The old man raised his head a couple of times, enough to signal that he was following me.
“Did you see anyone you recognised there?” I asked. “Anyone from back home?”
Now Lister 25 managed to lift his head and keep it up, one hand under his chin.
“Quint? Have . . . have you got . . . a blues cassette . . . with you?”
I stared at him then shook my head slowly.
His lips separated in a loose smile. “Pi . . . pity,” he said with a gasp. “I'd . . . like to . . . to hear RJ once . . . once more . . .”
“You'll be hearing plenty of Robert Johnson songs when we get you back to Edinburgh, Ramsay,” I said.
The toxicologist twitched his head. “Too . . . late.” He focused his rheumy eyes on mine. “Did I see any . . . anyone . . . I knew?” His eyes narrowed and he seemed to nod his head.
For a few moments I thought I'd struck the mother lode. Then the old man's face slackened and his chin hit his upper chest.
“No, Qui . . . Quint,” he drawled. “No.” He looked up once more. “Now . . . get out of . . . here. I . . .”

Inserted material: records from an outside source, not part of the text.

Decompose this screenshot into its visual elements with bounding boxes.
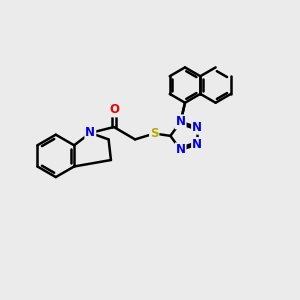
Text: S: S <box>150 127 158 140</box>
Text: N: N <box>192 121 202 134</box>
Text: N: N <box>192 138 202 151</box>
Text: N: N <box>176 116 186 128</box>
Text: N: N <box>176 143 186 156</box>
Text: O: O <box>109 103 119 116</box>
Text: N: N <box>85 126 95 140</box>
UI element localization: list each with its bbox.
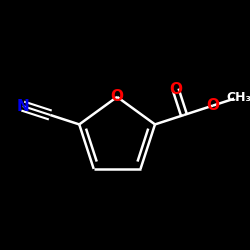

We waited to hear the rest of Lister 25's sentence but he left it incomplete. I squeezed his fleshless arm once then left him to whatever thoughts were filling his mind.
And hoped that he was hearing sweet and melodious acoustic blues by the master.
Davie and I left the way we'd come. It was while we were on the corner under the spire of Nuff College as a posse of students on bicycles raced past that my mobile rang. Raising it to my ear, I saw that a message had also been left earlier, presumably when I was out of contact in the mole run. Shit, I hadn't checked it.